Recurrent Neural Network (RNN) is an artificial neural network that is intended for sequential data processing. Situations contextual dependencies are critical, such as time series prediction and natural language processing, RNN has application, since it makes use of feedback loops, which enable information to survive within the network.
LSTM is a type of RNN which has the benefit of vanishing gradient problem in training RNNs. Memory cells and gates are used by LSTM to selectively read, write, and erase information.
Learning Of A Neural Network
There are three types of learnings of a artificial neural networks, as follows:
The neural network is being guided by a teacher who has access to both input and output pairs in supervised learning. The outputs are created by the inputs without surroundings being taken into. An error is generated based on the comparison of these outputs with the teacher-known desired outputs. To reduce the errors, the network’s parameters are changed iteratively and stop when the performance reaches an accurate level.
In unsupervised learning, equivalent output variables are not present. The main goal in this learning is to comprehend data’s (X) underlying structure. There is no instructor present to offer advice. The intended outcomes are the modelling data patterns and relationships. Regression and classification are the words that are related to supervised learning, whereas clustering and association are related to unsupervised learning.

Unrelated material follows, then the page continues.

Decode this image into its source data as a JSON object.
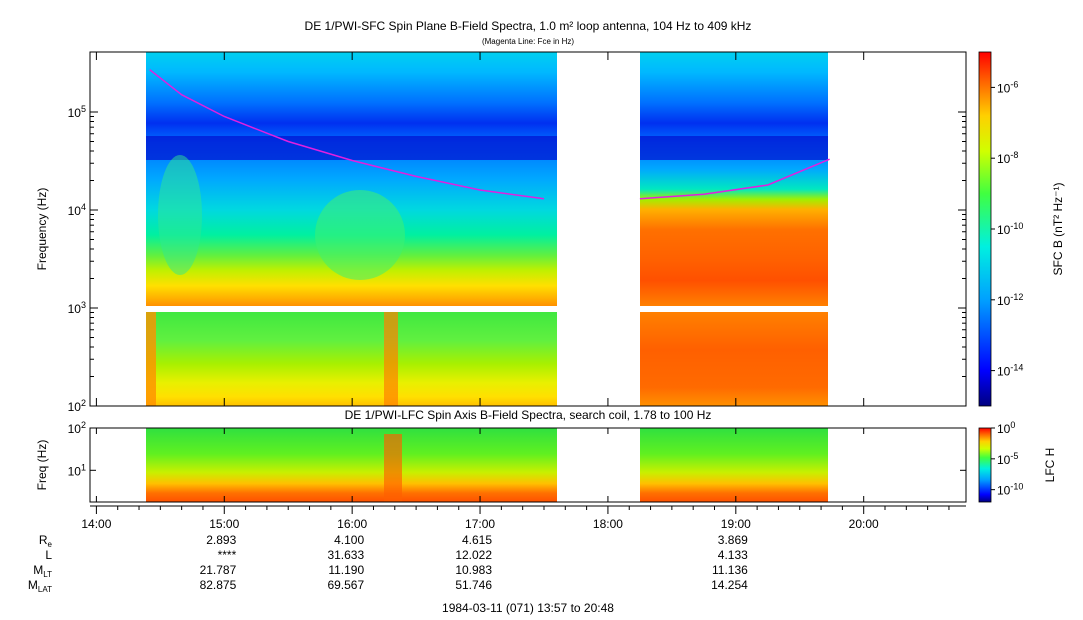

The network gains knowledge with the help of interaction between the environment and feedback in the form of rewards or penalties. The goal of the network is to find a strategy that optimizes cumulative rewards over time. This type of learning is frequently used in gaming and decision-making applicators.
Advantages Of Neural Networks
Neural networks are widely used as they have many benefits, as follows:
Disadvantages Of Neural Networks
Along with numerous benefits, there are some drawbacks of neural networks, including the following:
The Bottom Line
Artificial neural networks are complex, integrated systems that can perform analytics much deeper, faster, complete, and accurate than human capability. There are many types of neural networks that are suited for different problems or purposes and target outputs. In the finance sector, neural networks are widely used to analyze the transaction history, understand asset movement, and predict market outcomes.
In this article, we’ve understood that neural networks are systems or hardware that is designed to mimic the way human neurons work.
Don’t worry about neural networks taking the word; having them can change the world for the better sounds like a more positive and likely outcome for all!